South African filming location

Springfontein Estate is a natural outdoor filming location near Cape Town. Productions use the area for scenes requiring dunes, fynbos, coastline and open sandy terrain. The land appears in some historical documents under the name Groote Springfontein. The surrounding area is often chosen when productions want natural coastal terrain.

== Productions ==
According to the estate's production records, Springfontein has been used for films, television series and commercial shoots.

=== Films ===
- Black Beauty (2020)
- Escape Room 2
- Northmen: A Viking Saga
- Riff Raff

=== Television ===
- Black Sails (2014–2017)
- Outlander (Season 3)
- Raised by Wolves (Season 2)
- Resident Evil (2021)
- Saints & Strangers (Season 1)
- Troy: Fall of a City (Season 1)

=== Commercials and stills ===
Springfontein has hosted commercial and still-photography shoots for a range of international and South African brands.

Some examples include: Adidas, Azzaro Chrome United, Bank Pekao, Mini Boden, Canada Dry, EuroJackpot, Expedia Travel, Fjällräven, H&M Fashion, Jako-O, Marlboro, Petit Bateau, Stine Goya, Survivor, Toyota, WoolOvers, and kykNET.
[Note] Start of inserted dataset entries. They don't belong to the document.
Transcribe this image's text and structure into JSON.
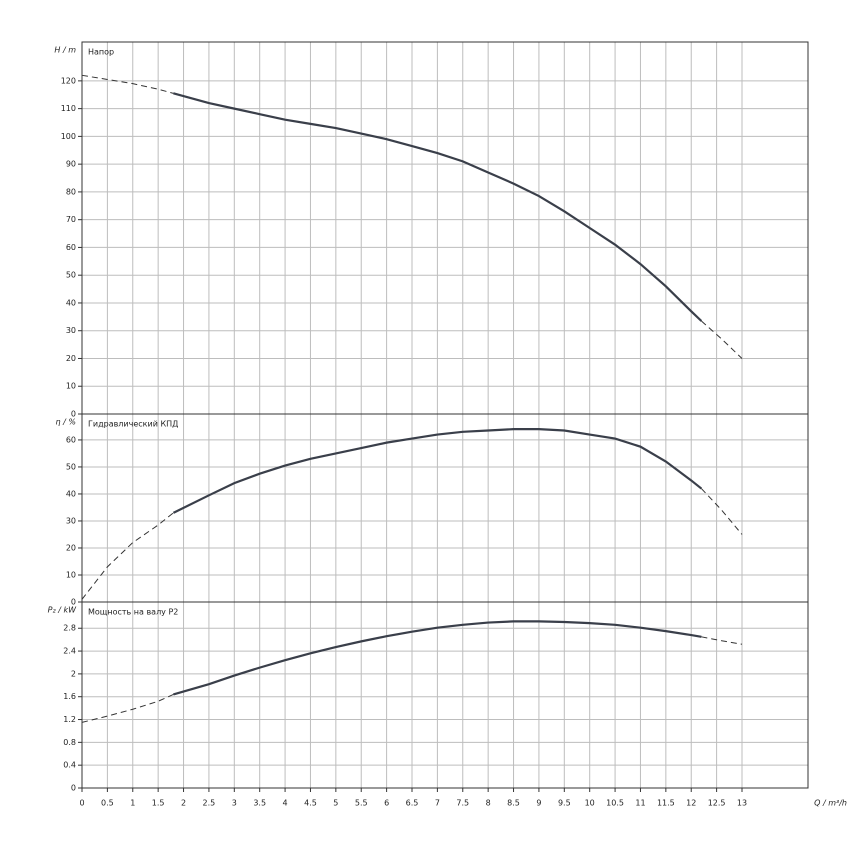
{
  "chart_data": [
    {
      "type": "line",
      "title": "Напор",
      "y_label": "H / m",
      "xlim": [
        0,
        14.3
      ],
      "xticks": [
        0,
        0.5,
        1,
        1.5,
        2,
        2.5,
        3,
        3.5,
        4,
        4.5,
        5,
        5.5,
        6,
        6.5,
        7,
        7.5,
        8,
        8.5,
        9,
        9.5,
        10,
        10.5,
        11,
        11.5,
        12,
        12.5,
        13
      ],
      "ylim": [
        0,
        134
      ],
      "yticks": [
        0,
        10,
        20,
        30,
        40,
        50,
        60,
        70,
        80,
        90,
        100,
        110,
        120
      ],
      "grid": true,
      "series": [
        {
          "style": "dashed",
          "color": "#333333",
          "x": [
            0,
            0.5,
            1,
            1.5,
            1.8
          ],
          "values": [
            122,
            120.5,
            119,
            117,
            115.5
          ]
        },
        {
          "style": "solid",
          "color": "#3a3f4a",
          "x": [
            1.8,
            2.5,
            3,
            3.5,
            4,
            4.5,
            5,
            5.5,
            6,
            6.5,
            7,
            7.5,
            8,
            8.5,
            9,
            9.5,
            10,
            10.5,
            11,
            11.5,
            12,
            12.2
          ],
          "values": [
            115.5,
            112,
            110,
            108,
            106,
            104.5,
            103,
            101,
            99,
            96.5,
            94,
            91,
            87,
            83,
            78.5,
            73,
            67,
            61,
            54,
            46,
            37,
            33.5
          ]
        },
        {
          "style": "dashed",
          "color": "#333333",
          "x": [
            12.2,
            12.6,
            13
          ],
          "values": [
            33.5,
            27,
            20
          ]
        }
      ]
    },
    {
      "type": "line",
      "title": "Гидравлический КПД",
      "y_label": "η / %",
      "xlim": [
        0,
        14.3
      ],
      "xticks": [
        0,
        0.5,
        1,
        1.5,
        2,
        2.5,
        3,
        3.5,
        4,
        4.5,
        5,
        5.5,
        6,
        6.5,
        7,
        7.5,
        8,
        8.5,
        9,
        9.5,
        10,
        10.5,
        11,
        11.5,
        12,
        12.5,
        13
      ],
      "ylim": [
        0,
        69.6
      ],
      "yticks": [
        0,
        10,
        20,
        30,
        40,
        50,
        60
      ],
      "grid": true,
      "series": [
        {
          "style": "dashed",
          "color": "#333333",
          "x": [
            0,
            0.5,
            1,
            1.5,
            1.8
          ],
          "values": [
            1,
            13,
            22,
            28.5,
            33
          ]
        },
        {
          "style": "solid",
          "color": "#3a3f4a",
          "x": [
            1.8,
            2.5,
            3,
            3.5,
            4,
            4.5,
            5,
            5.5,
            6,
            6.5,
            7,
            7.5,
            8,
            8.5,
            9,
            9.5,
            10,
            10.5,
            11,
            11.5,
            12,
            12.2
          ],
          "values": [
            33,
            39.5,
            44,
            47.5,
            50.5,
            53,
            55,
            57,
            59,
            60.5,
            62,
            63,
            63.5,
            64,
            64,
            63.5,
            62,
            60.5,
            57.5,
            52,
            45,
            42
          ]
        },
        {
          "style": "dashed",
          "color": "#333333",
          "x": [
            12.2,
            12.6,
            13
          ],
          "values": [
            42,
            34,
            25
          ]
        }
      ]
    },
    {
      "type": "line",
      "title": "Мощность на валу P2",
      "y_label": "P₂ / kW",
      "x_label": "Q / m³/h",
      "xlim": [
        0,
        14.3
      ],
      "xticks": [
        0,
        0.5,
        1,
        1.5,
        2,
        2.5,
        3,
        3.5,
        4,
        4.5,
        5,
        5.5,
        6,
        6.5,
        7,
        7.5,
        8,
        8.5,
        9,
        9.5,
        10,
        10.5,
        11,
        11.5,
        12,
        12.5,
        13
      ],
      "ylim": [
        0,
        3.26
      ],
      "yticks": [
        0,
        0.4,
        0.8,
        1.2,
        1.6,
        2,
        2.4,
        2.8
      ],
      "grid": true,
      "series": [
        {
          "style": "dashed",
          "color": "#333333",
          "x": [
            0,
            0.5,
            1,
            1.5,
            1.8
          ],
          "values": [
            1.15,
            1.26,
            1.38,
            1.52,
            1.64
          ]
        },
        {
          "style": "solid",
          "color": "#3a3f4a",
          "x": [
            1.8,
            2.5,
            3,
            3.5,
            4,
            4.5,
            5,
            5.5,
            6,
            6.5,
            7,
            7.5,
            8,
            8.5,
            9,
            9.5,
            10,
            10.5,
            11,
            11.5,
            12,
            12.2
          ],
          "values": [
            1.64,
            1.82,
            1.97,
            2.11,
            2.24,
            2.36,
            2.47,
            2.57,
            2.66,
            2.74,
            2.81,
            2.86,
            2.9,
            2.92,
            2.92,
            2.91,
            2.89,
            2.86,
            2.81,
            2.75,
            2.68,
            2.65
          ]
        },
        {
          "style": "dashed",
          "color": "#333333",
          "x": [
            12.2,
            12.6,
            13
          ],
          "values": [
            2.65,
            2.58,
            2.52
          ]
        }
      ]
    }
  ]
}
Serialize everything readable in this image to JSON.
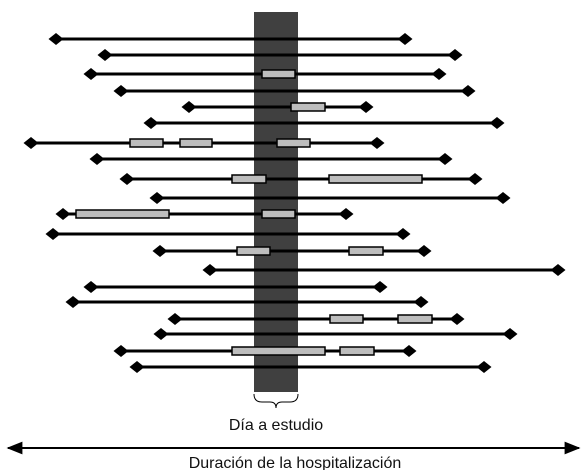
{
  "diagram": {
    "study_day_label": "Día a estudio",
    "duration_label": "Duración de la hospitalización",
    "colors": {
      "line": "#000000",
      "study_band": "#404040",
      "episode_fill": "#bdbdbd",
      "background": "#ffffff"
    },
    "stays": [
      {
        "id": "stay-1",
        "episodes": 0
      },
      {
        "id": "stay-2",
        "episodes": 0
      },
      {
        "id": "stay-3",
        "episodes": 1
      },
      {
        "id": "stay-4",
        "episodes": 0
      },
      {
        "id": "stay-5",
        "episodes": 1
      },
      {
        "id": "stay-6",
        "episodes": 0
      },
      {
        "id": "stay-7",
        "episodes": 3
      },
      {
        "id": "stay-8",
        "episodes": 0
      },
      {
        "id": "stay-9",
        "episodes": 2
      },
      {
        "id": "stay-10",
        "episodes": 0
      },
      {
        "id": "stay-11",
        "episodes": 2
      },
      {
        "id": "stay-12",
        "episodes": 0
      },
      {
        "id": "stay-13",
        "episodes": 2
      },
      {
        "id": "stay-14",
        "episodes": 0
      },
      {
        "id": "stay-15",
        "episodes": 0
      },
      {
        "id": "stay-16",
        "episodes": 0
      },
      {
        "id": "stay-17",
        "episodes": 2
      },
      {
        "id": "stay-18",
        "episodes": 0
      },
      {
        "id": "stay-19",
        "episodes": 2
      },
      {
        "id": "stay-20",
        "episodes": 0
      }
    ]
  }
}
== Location and ecology ==
Springfontein is located on the West Coast in a dune and fynbos environment north of Cape Town. The area has sandy soils, low shrubs and plant species adapted to wind, salt spray and winter rainfall. It forms part of the Cape Floristic Region, which is known for high levels of plant endemism.

The estate provides access to a range of coastal terrain such as beaches, rocky points, black rock formations, pebble sections, low cliffs and open sandy areas. The landscape also features fynbos vegetation, dune ridges and small seasonal wetlands. Several filming areas identified in scouting material include North Beach, Main Beach, Beacon Point, Black Rocks, The Ruins, The Ridge and Pebble Beach, each offering different terrain and horizons for outdoor scenes.